Gu Kailai trial ends without verdict

By Kathrin Hille in Hefei

The murder trial of Gu Kailai, wife of disgraced Chinese politician Bo Xilai, has ended after just one day with no indication when a verdict will be delivered.

Chinese authorities declared Ms Gu the “main perpetrator” in the murder of British businessman Neil Heywood after a closed-door trial that lasted under eight hours. The trial was the most anticipated in China since the Gang of Fourtook the stand three decades ago over the Cultural Revolution.

The Gu case was central to the downfall of Mr Bo, the ambitious former Chongqing Communist party secretary, who was considered a contender for the politburo standing committee until his purge in April.

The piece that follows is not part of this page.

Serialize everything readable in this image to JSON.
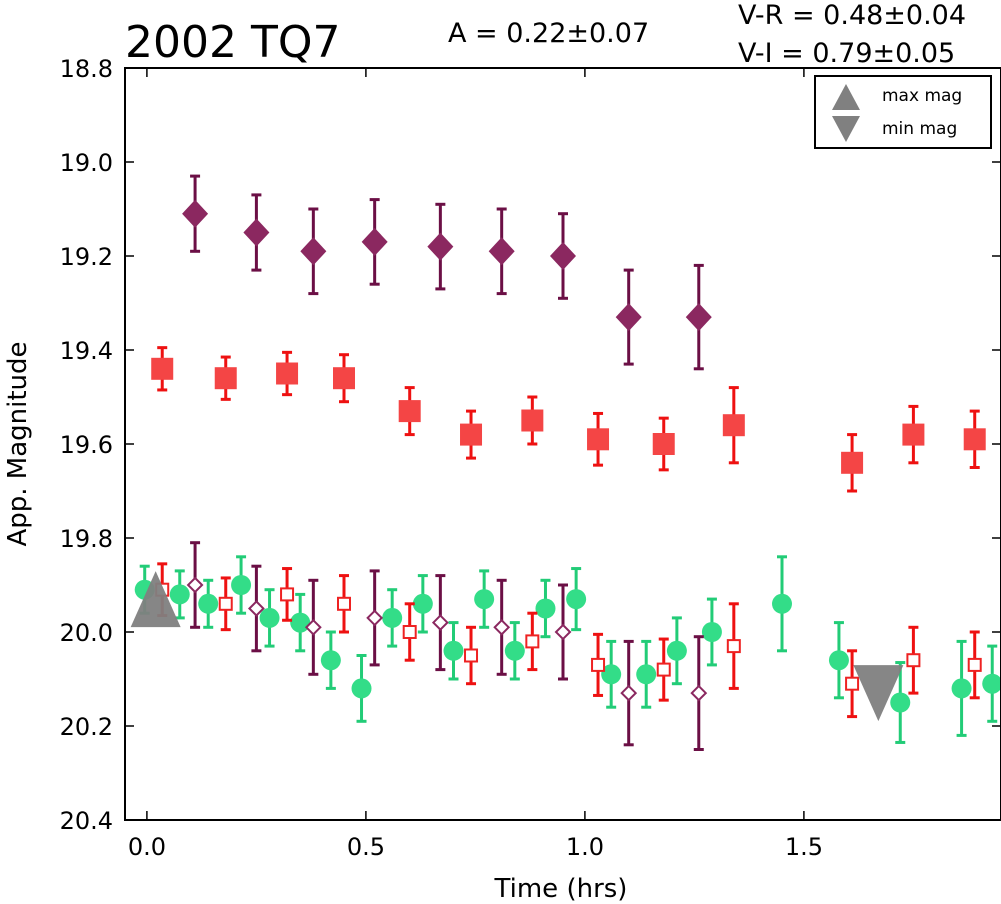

Ms Gu’s trial was seen as key to resolving a power struggle within the Communist party leadership over the future of Mr Bo. The details given by the court after the hearing suggest that Mr Bo will not be implicated in the case.

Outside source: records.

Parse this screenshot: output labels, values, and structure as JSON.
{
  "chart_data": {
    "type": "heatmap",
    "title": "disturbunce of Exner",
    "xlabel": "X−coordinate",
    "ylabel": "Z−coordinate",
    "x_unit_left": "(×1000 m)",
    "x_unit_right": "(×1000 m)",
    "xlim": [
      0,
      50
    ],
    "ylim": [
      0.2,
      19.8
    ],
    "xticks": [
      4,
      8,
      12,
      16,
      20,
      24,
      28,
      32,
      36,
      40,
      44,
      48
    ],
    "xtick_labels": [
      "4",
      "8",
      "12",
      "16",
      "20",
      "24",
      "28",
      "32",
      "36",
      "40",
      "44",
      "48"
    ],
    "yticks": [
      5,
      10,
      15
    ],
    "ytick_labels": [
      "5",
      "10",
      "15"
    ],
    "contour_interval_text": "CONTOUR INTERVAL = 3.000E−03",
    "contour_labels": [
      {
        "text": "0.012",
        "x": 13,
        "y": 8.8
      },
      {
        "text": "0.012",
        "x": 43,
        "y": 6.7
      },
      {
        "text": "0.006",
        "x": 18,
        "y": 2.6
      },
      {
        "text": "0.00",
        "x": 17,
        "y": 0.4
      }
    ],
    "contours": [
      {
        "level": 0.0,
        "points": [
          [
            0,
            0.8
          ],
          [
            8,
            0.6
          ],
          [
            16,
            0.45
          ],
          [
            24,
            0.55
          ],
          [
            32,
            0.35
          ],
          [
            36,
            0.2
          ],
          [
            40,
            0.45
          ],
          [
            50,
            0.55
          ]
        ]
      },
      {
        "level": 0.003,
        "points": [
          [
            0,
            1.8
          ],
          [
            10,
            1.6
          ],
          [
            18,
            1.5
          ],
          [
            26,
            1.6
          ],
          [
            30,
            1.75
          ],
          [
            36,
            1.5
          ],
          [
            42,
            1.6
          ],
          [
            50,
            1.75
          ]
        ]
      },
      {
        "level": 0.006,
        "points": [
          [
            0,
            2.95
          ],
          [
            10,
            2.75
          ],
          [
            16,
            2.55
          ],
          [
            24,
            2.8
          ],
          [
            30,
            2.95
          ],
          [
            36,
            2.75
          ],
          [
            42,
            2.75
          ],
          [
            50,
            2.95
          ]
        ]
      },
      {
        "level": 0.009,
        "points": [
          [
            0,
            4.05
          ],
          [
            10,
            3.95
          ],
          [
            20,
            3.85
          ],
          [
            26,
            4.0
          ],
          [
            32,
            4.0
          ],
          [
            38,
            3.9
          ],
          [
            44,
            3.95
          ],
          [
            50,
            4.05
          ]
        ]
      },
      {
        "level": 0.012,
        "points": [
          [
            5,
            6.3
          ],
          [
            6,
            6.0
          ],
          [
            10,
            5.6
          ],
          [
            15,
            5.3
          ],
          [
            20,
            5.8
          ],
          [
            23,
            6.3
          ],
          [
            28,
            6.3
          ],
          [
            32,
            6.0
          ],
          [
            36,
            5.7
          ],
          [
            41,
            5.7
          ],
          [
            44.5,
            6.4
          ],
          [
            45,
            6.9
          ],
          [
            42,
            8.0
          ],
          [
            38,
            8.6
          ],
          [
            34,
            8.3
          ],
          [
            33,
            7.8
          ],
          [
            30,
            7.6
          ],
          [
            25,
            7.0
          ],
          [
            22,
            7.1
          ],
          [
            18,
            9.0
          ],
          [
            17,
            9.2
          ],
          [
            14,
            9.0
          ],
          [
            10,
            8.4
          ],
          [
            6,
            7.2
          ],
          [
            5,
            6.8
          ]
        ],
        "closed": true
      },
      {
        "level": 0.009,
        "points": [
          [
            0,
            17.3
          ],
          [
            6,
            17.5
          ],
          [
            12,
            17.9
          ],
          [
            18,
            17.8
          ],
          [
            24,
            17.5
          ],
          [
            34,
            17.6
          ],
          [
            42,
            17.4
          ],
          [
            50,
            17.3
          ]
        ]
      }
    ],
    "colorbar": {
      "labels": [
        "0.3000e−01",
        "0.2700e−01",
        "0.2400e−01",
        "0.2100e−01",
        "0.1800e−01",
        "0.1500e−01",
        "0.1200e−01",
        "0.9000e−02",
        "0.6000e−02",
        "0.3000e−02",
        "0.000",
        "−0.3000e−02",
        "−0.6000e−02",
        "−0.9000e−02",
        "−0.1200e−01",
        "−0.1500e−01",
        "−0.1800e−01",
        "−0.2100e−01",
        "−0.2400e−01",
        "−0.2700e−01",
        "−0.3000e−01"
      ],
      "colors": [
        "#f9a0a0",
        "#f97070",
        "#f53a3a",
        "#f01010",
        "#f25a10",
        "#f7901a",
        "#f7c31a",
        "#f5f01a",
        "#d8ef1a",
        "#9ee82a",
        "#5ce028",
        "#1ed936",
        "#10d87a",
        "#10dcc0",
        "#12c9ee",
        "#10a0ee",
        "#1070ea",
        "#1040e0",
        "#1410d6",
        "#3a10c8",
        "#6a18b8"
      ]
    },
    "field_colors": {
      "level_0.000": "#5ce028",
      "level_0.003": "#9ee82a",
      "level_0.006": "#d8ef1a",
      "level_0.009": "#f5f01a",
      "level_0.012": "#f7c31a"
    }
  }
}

Tang Yigan, vice-president of the Hefei Intermediate People’s Court, said the court would consider the evidence and arguments and announce a verdict “another day”.

In a briefing after the trial, Mr Tang said the prosecution had accused Ms Gu of planning the murder and arranging for Zhang Xiaojun, a family aide who was also on trial, to summon Heywood to Chongqing.

According to the prosecution, Mr Tang said, Ms Gu visited Heywood in his hotel room and drank alcohol and tea with him.

“When Heywood who was drunk needed water after vomiting, Gu Kailai took the opportunity to pour poison – which she had asked Zhang Xiaojun to bring along – into his mouth, causing his death,” Mr Tang said, recounting what he said was the prosecution’s argument.

“This case is a joint crime, BoGu Kailai is the main perpetrator, and Zhang Xiaojun is the accomplice,” Mr Tang said, using a surname – which combines Bo and Gu – that the authorities have used to describe the defendant.

Mr Tang said the defendants did not dispute the charges. He added that Ms Gu’s lawyer had argued that “the victim bears a certain responsibility for the motive of the case”, and that her “ability to control her behaviour was weaker than that of a normal person at the time of committing the crime”.

Two British consular officials who had been granted rare access entered the courthouse in the morning but declined to comment. The court was closed to all other business, with police sealing off an entire block and state security officers lining the streets.

The court authorities in Hefei, the capital of Anhui province, said the trial was taking place in its largest courtroom, which seats 400, but refused foreign media access. A spokesman said all seats had been given to “representatives of the masses, from all walks of life”.

The courthouse is located in a newly built district dominated by government buildings and shopping malls. Police had blocked off the entire courthouse compound and plainclothes state security officers with earplugs and umbrellas stood at the roadside and sat on the pavements.